Whichever approach you choose, ensure that you create an environment that allows you to fail and learn fast: The earlier you fail, the cheaper the failure tends to be; the impact is less severe, and you will have more options to take corrective actions. What’s more, late failure can be more difficult to accept on a personal level, as you may have become attached to your ideas and find it hard to let go of them.

Change the Corporate Culture

While the techniques above are great to develop new products and features, they accept that innovation and failure are not necessarily the norm—hence there is an innovation lab and there are hackathons, for instance. But when a company wants to emphasise innovation and make experimentation and failure mainstream, these techniques may not be enough. What may be required is a change in the corporate culture—the values and principles that guide people’s actions at work.

One way to do this is to host fuckup nights—please excuse the explicit language. For most companies and products, the path to success is paved with failures and mistakes. Talking about them, however, is usually taboo. At fuckup nights, people share their failures thereby encouraging others to dare to make mistakes and learn from them. Take Otto, a German online retailer, where executive and senior managers have spoken at company-internal fuckup nights and shared their personal failure stories, which I think is great.

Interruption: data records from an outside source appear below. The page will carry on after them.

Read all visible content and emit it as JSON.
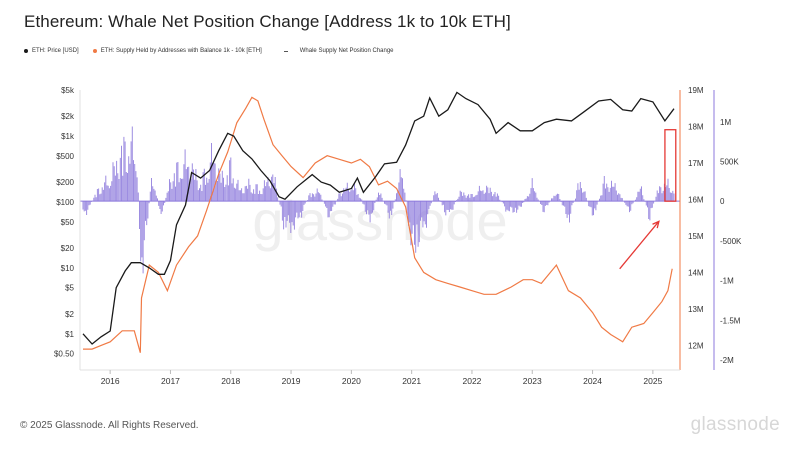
{
  "title": "Ethereum: Whale Net Position Change [Address 1k to 10k ETH]",
  "legend": [
    {
      "label": "ETH: Price [USD]",
      "color": "#1a1a1a",
      "marker": "dot"
    },
    {
      "label": "ETH: Supply Held by Addresses with Balance 1k - 10k [ETH]",
      "color": "#f07a45",
      "marker": "dot"
    },
    {
      "label": "Whale Supply Net Position Change",
      "color": "#8c79dc",
      "marker": "dash"
    }
  ],
  "footer": "© 2025 Glassnode. All Rights Reserved.",
  "brand": "glassnode",
  "watermark": "glassnode",
  "colors": {
    "price": "#1a1a1a",
    "supply": "#f07a45",
    "netchange": "#8c79dc",
    "annotation": "#e53935"
  },
  "chart_data": {
    "type": "line",
    "x_ticks": [
      "2016",
      "2017",
      "2018",
      "2019",
      "2020",
      "2021",
      "2022",
      "2023",
      "2024",
      "2025"
    ],
    "x_range": [
      2015.6,
      2025.55
    ],
    "price_axis": {
      "scale": "log",
      "range": [
        0.4,
        5000
      ],
      "tick_labels": [
        "$5k",
        "$2k",
        "$1k",
        "$500",
        "$200",
        "$100",
        "$50",
        "$20",
        "$10",
        "$5",
        "$2",
        "$1",
        "$0.50"
      ],
      "tick_values": [
        5000,
        2000,
        1000,
        500,
        200,
        100,
        50,
        20,
        10,
        5,
        2,
        1,
        0.5
      ]
    },
    "supply_axis": {
      "range": [
        11600000,
        19000000
      ],
      "tick_labels": [
        "19M",
        "18M",
        "17M",
        "16M",
        "15M",
        "14M",
        "13M",
        "12M"
      ],
      "tick_values": [
        19000000,
        18000000,
        17000000,
        16000000,
        15000000,
        14000000,
        13000000,
        12000000
      ]
    },
    "netchange_axis": {
      "range": [
        -2000000,
        1400000
      ],
      "tick_labels": [
        "1M",
        "500K",
        "0",
        "-500K",
        "-1M",
        "-1.5M",
        "-2M"
      ],
      "tick_values": [
        1000000,
        500000,
        0,
        -500000,
        -1000000,
        -1500000,
        -2000000
      ]
    },
    "series": [
      {
        "name": "ETH: Price [USD]",
        "x": [
          2015.65,
          2015.8,
          2015.95,
          2016.1,
          2016.2,
          2016.35,
          2016.45,
          2016.6,
          2016.75,
          2016.9,
          2017.0,
          2017.1,
          2017.2,
          2017.35,
          2017.45,
          2017.6,
          2017.75,
          2017.9,
          2018.05,
          2018.15,
          2018.3,
          2018.45,
          2018.6,
          2018.75,
          2018.9,
          2019.0,
          2019.2,
          2019.45,
          2019.6,
          2019.75,
          2019.9,
          2020.1,
          2020.2,
          2020.3,
          2020.5,
          2020.65,
          2020.85,
          2021.0,
          2021.15,
          2021.3,
          2021.4,
          2021.55,
          2021.7,
          2021.85,
          2022.0,
          2022.2,
          2022.4,
          2022.5,
          2022.7,
          2022.9,
          2023.1,
          2023.3,
          2023.5,
          2023.75,
          2023.95,
          2024.2,
          2024.4,
          2024.6,
          2024.75,
          2024.9,
          2025.1,
          2025.3,
          2025.45
        ],
        "values": [
          1.0,
          0.7,
          0.9,
          1.1,
          5,
          9,
          12,
          12,
          10,
          8,
          8,
          13,
          45,
          90,
          280,
          230,
          300,
          600,
          1100,
          1000,
          600,
          450,
          300,
          210,
          120,
          110,
          170,
          260,
          200,
          180,
          140,
          160,
          230,
          140,
          240,
          380,
          400,
          730,
          1700,
          2000,
          3800,
          2000,
          2500,
          4600,
          3700,
          3000,
          1800,
          1100,
          1600,
          1200,
          1200,
          1600,
          1800,
          1700,
          2300,
          3400,
          3600,
          2500,
          2400,
          3700,
          3300,
          1700,
          2600
        ]
      },
      {
        "name": "ETH: Supply Held by Addresses with Balance 1k - 10k [ETH]",
        "x": [
          2015.65,
          2015.8,
          2015.95,
          2016.1,
          2016.3,
          2016.5,
          2016.6,
          2016.62,
          2016.75,
          2016.9,
          2017.05,
          2017.2,
          2017.4,
          2017.55,
          2017.7,
          2017.9,
          2018.05,
          2018.2,
          2018.35,
          2018.45,
          2018.55,
          2018.65,
          2018.8,
          2018.95,
          2019.1,
          2019.3,
          2019.5,
          2019.7,
          2019.9,
          2020.1,
          2020.25,
          2020.4,
          2020.55,
          2020.7,
          2020.85,
          2021.0,
          2021.15,
          2021.3,
          2021.5,
          2021.7,
          2021.9,
          2022.1,
          2022.3,
          2022.5,
          2022.75,
          2022.95,
          2023.1,
          2023.25,
          2023.4,
          2023.5,
          2023.7,
          2023.9,
          2024.1,
          2024.25,
          2024.4,
          2024.5,
          2024.6,
          2024.75,
          2024.95,
          2025.1,
          2025.25,
          2025.35,
          2025.42
        ],
        "values": [
          11900000,
          11900000,
          12000000,
          12100000,
          12400000,
          12400000,
          11800000,
          13300000,
          14200000,
          14000000,
          13500000,
          14200000,
          14700000,
          15000000,
          15700000,
          16700000,
          17300000,
          18100000,
          18500000,
          18800000,
          18700000,
          18200000,
          17500000,
          17200000,
          16900000,
          16600000,
          17000000,
          17200000,
          17100000,
          17000000,
          17100000,
          16900000,
          16400000,
          16500000,
          16300000,
          15800000,
          14400000,
          14000000,
          13800000,
          13700000,
          13600000,
          13500000,
          13400000,
          13400000,
          13600000,
          13800000,
          13800000,
          13700000,
          14000000,
          14200000,
          13500000,
          13300000,
          12900000,
          12500000,
          12300000,
          12200000,
          12100000,
          12500000,
          12600000,
          12900000,
          13200000,
          13500000,
          14100000
        ]
      },
      {
        "name": "Whale Supply Net Position Change",
        "x": [
          2015.65,
          2015.9,
          2016.1,
          2016.3,
          2016.45,
          2016.55,
          2016.62,
          2016.8,
          2016.95,
          2017.1,
          2017.25,
          2017.4,
          2017.6,
          2017.8,
          2017.95,
          2018.1,
          2018.25,
          2018.4,
          2018.6,
          2018.8,
          2019.0,
          2019.2,
          2019.4,
          2019.55,
          2019.75,
          2019.9,
          2020.1,
          2020.25,
          2020.4,
          2020.55,
          2020.75,
          2020.95,
          2021.1,
          2021.3,
          2021.5,
          2021.7,
          2021.9,
          2022.1,
          2022.3,
          2022.5,
          2022.7,
          2022.9,
          2023.1,
          2023.3,
          2023.5,
          2023.7,
          2023.9,
          2024.1,
          2024.3,
          2024.5,
          2024.7,
          2024.9,
          2025.05,
          2025.2,
          2025.35,
          2025.45
        ],
        "values": [
          -300000,
          200000,
          400000,
          900000,
          1000000,
          700000,
          -1400000,
          500000,
          -300000,
          400000,
          600000,
          700000,
          300000,
          800000,
          400000,
          600000,
          200000,
          300000,
          200000,
          500000,
          -500000,
          -400000,
          100000,
          200000,
          -300000,
          150000,
          300000,
          100000,
          -400000,
          200000,
          -300000,
          600000,
          -900000,
          -500000,
          200000,
          -300000,
          150000,
          100000,
          250000,
          150000,
          -200000,
          -150000,
          300000,
          -200000,
          200000,
          -350000,
          400000,
          -300000,
          350000,
          250000,
          -200000,
          250000,
          -300000,
          250000,
          300000,
          200000
        ]
      }
    ],
    "annotations": [
      {
        "type": "highlight-box",
        "x_range": [
          2025.3,
          2025.48
        ],
        "netchange_range": [
          0,
          900000
        ]
      },
      {
        "type": "arrow",
        "x_from": 2024.55,
        "x_to": 2025.2,
        "supply_from": 14100000,
        "supply_to": 15400000
      }
    ],
    "grid": false,
    "legend_position": "top-left"
  }
}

Even if your top management is willing to share their failure stories, you may want to consider organising Failure Swapshops—originally created by Luke Williams—for the product people at work or a meetup. I remember attending a Failure Swapshop lead by Adrian Howard at the ProductCamp London in 2015, where the participants were invited to share their failure stories. I was amazed by how open people were and how many mistakes we all make—it was a brilliant and very cathartic session.

Another way to change the company culture is to make failure part of the company values, as Intel has done, for example. Its values recognise that risk taking and failure are unavoidable to achieve success thereby encouraging people to “foster innovation and creative thinking, embrace change and challenge the status quo”. When I worked for Intel—which was admittedly a long time ago—you could and should use the values to challenge your boss, peers, and yourself.

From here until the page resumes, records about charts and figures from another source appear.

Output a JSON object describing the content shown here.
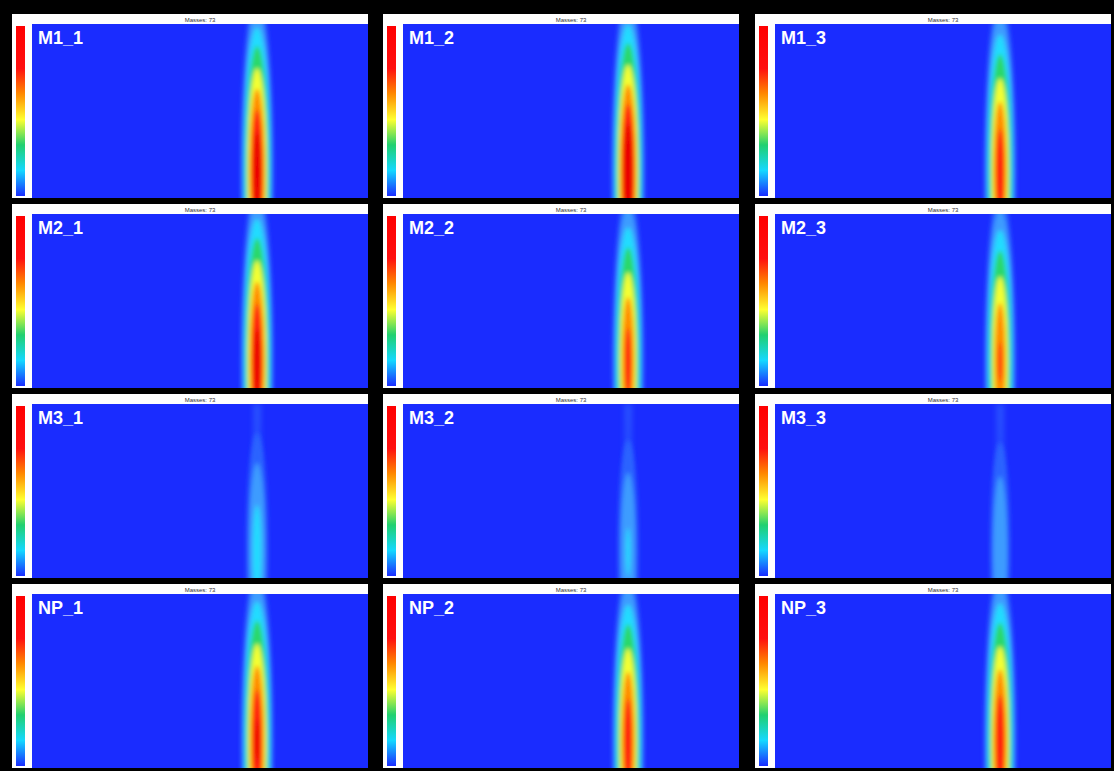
{
  "chart_data": [
    {
      "type": "heatmap",
      "title": "M1_1",
      "subtitle": "Masses: 73",
      "xlim": [
        0,
        100
      ],
      "ylim": [
        0,
        100
      ],
      "tick_labels": false,
      "color_range": [
        0,
        1
      ],
      "peaks": [
        {
          "x": 67,
          "y": 15,
          "intensity": 1.0
        }
      ]
    },
    {
      "type": "heatmap",
      "title": "M1_2",
      "subtitle": "Masses: 73",
      "xlim": [
        0,
        100
      ],
      "ylim": [
        0,
        100
      ],
      "tick_labels": false,
      "color_range": [
        0,
        1
      ],
      "peaks": [
        {
          "x": 67,
          "y": 15,
          "intensity": 1.05
        }
      ]
    },
    {
      "type": "heatmap",
      "title": "M1_3",
      "subtitle": "Masses: 73",
      "xlim": [
        0,
        100
      ],
      "ylim": [
        0,
        100
      ],
      "tick_labels": false,
      "color_range": [
        0,
        1
      ],
      "peaks": [
        {
          "x": 67,
          "y": 15,
          "intensity": 0.88
        }
      ]
    },
    {
      "type": "heatmap",
      "title": "M2_1",
      "subtitle": "Masses: 73",
      "xlim": [
        0,
        100
      ],
      "ylim": [
        0,
        100
      ],
      "tick_labels": false,
      "color_range": [
        0,
        1
      ],
      "peaks": [
        {
          "x": 67,
          "y": 15,
          "intensity": 0.97
        }
      ]
    },
    {
      "type": "heatmap",
      "title": "M2_2",
      "subtitle": "Masses: 73",
      "xlim": [
        0,
        100
      ],
      "ylim": [
        0,
        100
      ],
      "tick_labels": false,
      "color_range": [
        0,
        1
      ],
      "peaks": [
        {
          "x": 67,
          "y": 15,
          "intensity": 0.84
        }
      ]
    },
    {
      "type": "heatmap",
      "title": "M2_3",
      "subtitle": "Masses: 73",
      "xlim": [
        0,
        100
      ],
      "ylim": [
        0,
        100
      ],
      "tick_labels": false,
      "color_range": [
        0,
        1
      ],
      "peaks": [
        {
          "x": 67,
          "y": 15,
          "intensity": 0.8
        }
      ]
    },
    {
      "type": "heatmap",
      "title": "M3_1",
      "subtitle": "Masses: 73",
      "xlim": [
        0,
        100
      ],
      "ylim": [
        0,
        100
      ],
      "tick_labels": false,
      "color_range": [
        0,
        1
      ],
      "peaks": [
        {
          "x": 67,
          "y": 15,
          "intensity": 0.3
        }
      ]
    },
    {
      "type": "heatmap",
      "title": "M3_2",
      "subtitle": "Masses: 73",
      "xlim": [
        0,
        100
      ],
      "ylim": [
        0,
        100
      ],
      "tick_labels": false,
      "color_range": [
        0,
        1
      ],
      "peaks": [
        {
          "x": 67,
          "y": 15,
          "intensity": 0.27
        }
      ]
    },
    {
      "type": "heatmap",
      "title": "M3_3",
      "subtitle": "Masses: 73",
      "xlim": [
        0,
        100
      ],
      "ylim": [
        0,
        100
      ],
      "tick_labels": false,
      "color_range": [
        0,
        1
      ],
      "peaks": [
        {
          "x": 67,
          "y": 15,
          "intensity": 0.26
        }
      ]
    },
    {
      "type": "heatmap",
      "title": "NP_1",
      "subtitle": "Masses: 73",
      "xlim": [
        0,
        100
      ],
      "ylim": [
        0,
        100
      ],
      "tick_labels": false,
      "color_range": [
        0,
        1
      ],
      "peaks": [
        {
          "x": 67,
          "y": 15,
          "intensity": 0.93
        }
      ]
    },
    {
      "type": "heatmap",
      "title": "NP_2",
      "subtitle": "Masses: 73",
      "xlim": [
        0,
        100
      ],
      "ylim": [
        0,
        100
      ],
      "tick_labels": false,
      "color_range": [
        0,
        1
      ],
      "peaks": [
        {
          "x": 67,
          "y": 15,
          "intensity": 0.88
        }
      ]
    },
    {
      "type": "heatmap",
      "title": "NP_3",
      "subtitle": "Masses: 73",
      "xlim": [
        0,
        100
      ],
      "ylim": [
        0,
        100
      ],
      "tick_labels": false,
      "color_range": [
        0,
        1
      ],
      "peaks": [
        {
          "x": 67,
          "y": 15,
          "intensity": 0.9
        }
      ]
    }
  ]
}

But if you can’t secure executive support to change the company values, do not despair: You can still change yourself thereby acting as a role model and encouraging others to change.

Change Yourself

Changing your outlook on failure is maybe the most important and powerful option you have. What helps me is trying to see failure not as a threat but an invitation to learn, improve, and grow as a product professional and a human being. That’s possible if I don’t let my knowledge, expertise, and achievements define who I am, but rather hold them lightly and embrace a growth mindset.

Failure really is part of life: If we all had not repeatedly tried, failed, and tried some more, we would not be able to walk—let alone speak, read, and write. You should therefore not view yourself as a failure when you fail. While it’s good to care about what you do, you shouldn’t let failure bring you down. This works if you don’t expect success or want it badly. Failure, then, can be a great teacher.

Mindfulness practice has helped me become more aware of my likes and dislikes, and be more at ease with failure. It has shown me that personal change is possible if I am patient and if I’m compassionate towards myself.